As far as what I did? I wrecked a fuel control solenoid on a C441 that cost a bit.
BHMBAGLOCK From United States of America, joined Jul 2005, 2698 posts, RR: 5
Reply 2, posted (8 years 9 months 1 week 5 days ago) and read 4815 times:
During the early days of the V-22 program, I worked in the structural dynamics group at Boeing in PHL. Most of our NASTRAN runs would run on a detailed model of the fuselage(what we built) with super simple "stick) models of the empennage, wings, stow assembly, nacelles, etc.
These would usually run on an IBM mainframe and in those days cost about $3-5k. These would regularly have mistakes and need re-running, bad but not terrible.
Periodically(every 3-4 months), we would merge our detailed model with those from Bell, Grumman, etc. and do some runs for this much larger, much more expensive model on the Cray in Seattle. We had a guy working on contract from Cessna(few jobs there in the mid 80s) who screwed up one of these runs with a bill over $100k. He was not a happy camper but we had a great boss and it was treated as an educational experience for all and I can assure you that he never made that mistake again.
Oh yeah, I've also seen a few gear up landings and a few people who had bad experiences with carb ice when they forgot heat on landing.
Lumberton From United States of America, joined Jul 2005, 4708 posts, RR: 20
Reply 4, posted (8 years 9 months 1 week 4 days 23 hours ago) and read 4694 times:
I recall reading about an L1011 incident years back where a mechanic installed some rings backwards causing a flameout in 3 engines.
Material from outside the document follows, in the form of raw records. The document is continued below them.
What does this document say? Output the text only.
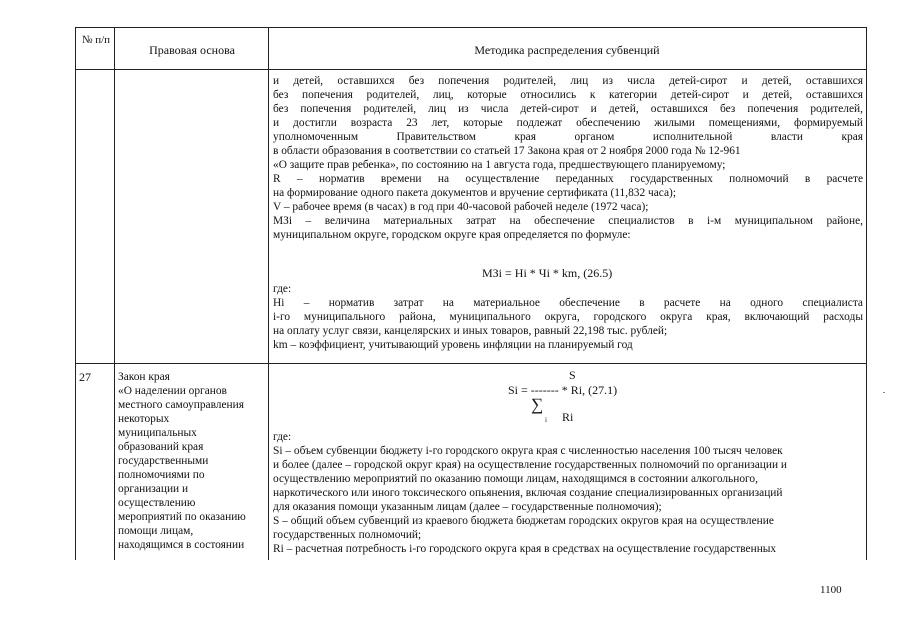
№ п/п
Правовая основа	Методика распределения субвенций
и детей, оставшихся без попечения родителей, лиц из числа детей-сирот и детей, оставшихся
без попечения родителей, лиц, которые относились к категории детей-сирот и детей, оставшихся
без попечения родителей, лиц из числа детей-сирот и детей, оставшихся без попечения родителей,
и достигли возраста 23 лет, которые подлежат обеспечению жилыми помещениями, формируемый
уполномоченным Правительством края органом исполнительной власти края
в области образования в соответствии со статьей 17 Закона края от 2 ноября 2000 года № 12-961
«О защите прав ребенка», по состоянию на 1 августа года, предшествующего планируемому;
R – норматив времени на осуществление переданных государственных полномочий в расчете
на формирование одного пакета документов и вручение сертификата (11,832 часа);
V – рабочее время (в часах) в год при 40-часовой рабочей неделе (1972 часа);
МЗi – величина материальных затрат на обеспечение специалистов в i-м муниципальном районе,
муниципальном округе, городском округе края определяется по формуле:
МЗi = Нi * Чi * km, (26.5)
где:
Нi – норматив затрат на материальное обеспечение в расчете на одного специалиста
i-го муниципального района, муниципального округа, городского округа края, включающий расходы
на оплату услуг связи, канцелярских и иных товаров, равный 22,198 тыс. рублей;
km – коэффициент, учитывающий уровень инфляции на планируемый год
27 Закон края
«О наделении органов
местного самоуправления
некоторых
муниципальных
образований края
государственными
полномочиями по
организации и
осуществлению
мероприятий по оказанию
помощи лицам,
находящимся в состоянии
S
Si = ------- * Ri, (27.1)
∑
i Ri
где:
Si – объем субвенции бюджету i-го городского округа края с численностью населения 100 тысяч человек
и более (далее – городской округ края) на осуществление государственных полномочий по организации и
осуществлению мероприятий по оказанию помощи лицам, находящимся в состоянии алкогольного,
наркотического или иного токсического опьянения, включая создание специализированных организаций
для оказания помощи указанным лицам (далее – государственные полномочия);
S – общий объем субвенций из краевого бюджета бюджетам городских округов края на осуществление
государственных полномочий;
Ri – расчетная потребность i-го городского округа края в средствах на осуществление государственных
1100
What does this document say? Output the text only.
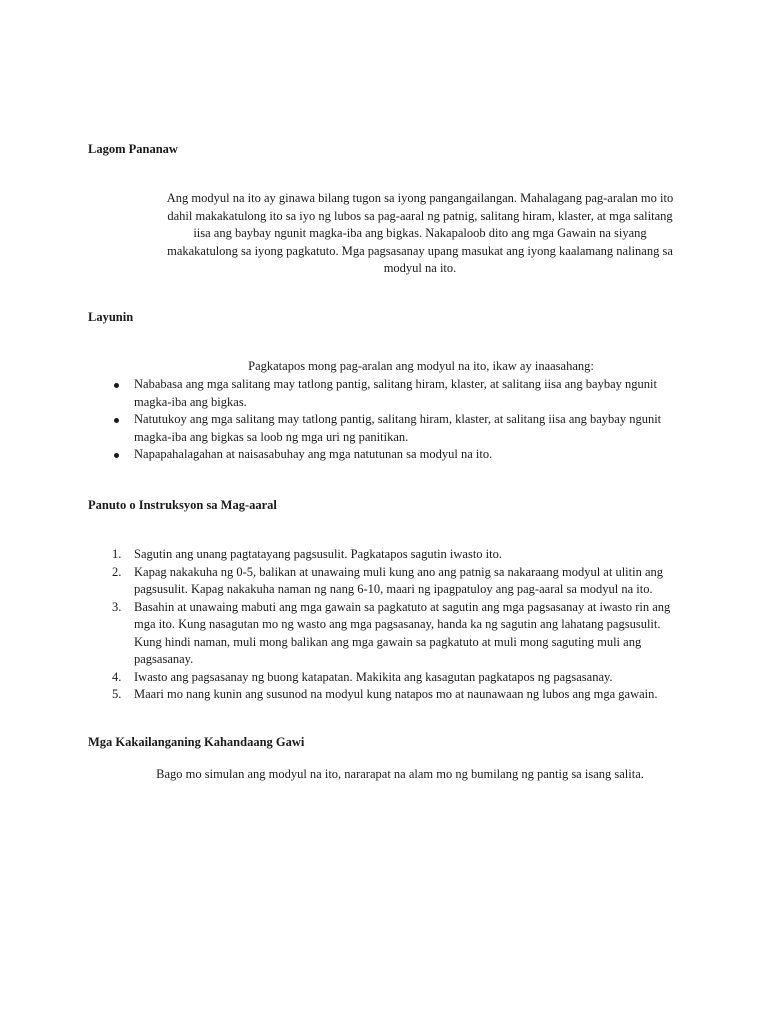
Lagom Pananaw
Ang modyul na ito ay ginawa bilang tugon sa iyong pangangailangan. Mahalagang pag-aralan mo ito dahil makakatulong ito sa iyo ng lubos sa pag-aaral ng patnig, salitang hiram, klaster, at mga salitang iisa ang baybay ngunit magka-iba ang bigkas. Nakapaloob dito ang mga Gawain na siyang makakatulong sa iyong pagkatuto. Mga pagsasanay upang masukat ang iyong kaalamang nalinang sa modyul na ito.
Layunin
Pagkatapos mong pag-aralan ang modyul na ito, ikaw ay inaasahang:
Nababasa ang mga salitang may tatlong pantig, salitang hiram, klaster, at salitang iisa ang baybay ngunit magka-iba ang bigkas.
Natutukoy ang mga salitang may tatlong pantig, salitang hiram, klaster, at salitang iisa ang baybay ngunit magka-iba ang bigkas sa loob ng mga uri ng panitikan.
Napapahalagahan at naisasabuhay ang mga natutunan sa modyul na ito.
Panuto o Instruksyon sa Mag-aaral
1. Sagutin ang unang pagtatayang pagsusulit. Pagkatapos sagutin iwasto ito.
2. Kapag nakakuha ng 0-5, balikan at unawaing muli kung ano ang patnig sa nakaraang modyul at ulitin ang pagsusulit. Kapag nakakuha naman ng nang 6-10, maari ng ipagpatuloy ang pag-aaral sa modyul na ito.
3. Basahin at unawaing mabuti ang mga gawain sa pagkatuto at sagutin ang mga pagsasanay at iwasto rin ang mga ito. Kung nasagutan mo ng wasto ang mga pagsasanay, handa ka ng sagutin ang lahatang pagsusulit. Kung hindi naman, muli mong balikan ang mga gawain sa pagkatuto at muli mong saguting muli ang pagsasanay.
4. Iwasto ang pagsasanay ng buong katapatan. Makikita ang kasagutan pagkatapos ng pagsasanay.
5. Maari mo nang kunin ang susunod na modyul kung natapos mo at naunawaan ng lubos ang mga gawain.
Mga Kakailanganing Kahandaang Gawi
Bago mo simulan ang modyul na ito, nararapat na alam mo ng bumilang ng pantig sa isang salita.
By some small miracle, the pilot was able to get one engine back on line. I believe it happened over the Carribean. IIRC, the offending mechanic was fired over vigorous union protestations.
"When all is said and done, more will be said than done".
RoseFlyer From United States of America, joined Feb 2004, 9592 posts, RR: 52
Reply 6, posted (8 years 9 months 1 week 4 days 23 hours ago) and read 4662 times:
My most expensive mistake as an engineer at Hamilton Sundstrand (which is an aviation technologies company that makes everything from propellors, to electrical generators for all sorts of planes) was to order the wrong part because I read a number wrong on a parts list. Yeah I ordered a $5,000 part for a test stand for the 787 main electrical generator that we didn't need, want, or know what to do with. Whoops! I read a 4 instead of a 2, which meant that I ordered a part from a machine shop that was ten times more expensive and not at all related to what we wanted. I should have checked the engineering prints before sending them out for quotes.
[Edited 2005-11-15 00:41:06]
If you have never designed an airplane part before, let the real designers do the work!
Dougloid From , joined Dec 1969, posts, RR:
Reply 10, posted (8 years 9 months 1 week 4 days 21 hours ago) and read 4406 times:
Quoting Lumberton (Reply 4): I recall reading about an L1011 incident years back where a mechanic installed some rings backwards causing a flameout in 3 engines. By some small miracle, the pilot was able to get one engine back on line. I believe it happened over the Carribean. IIRC, the offending mechanic was fired over vigorous union protestations.
As I recall that was an Eastern bird and the drain plugs were installed without orings, all three engines lost their oil and the crew was able to keep one lit and get on the runway before it coraked.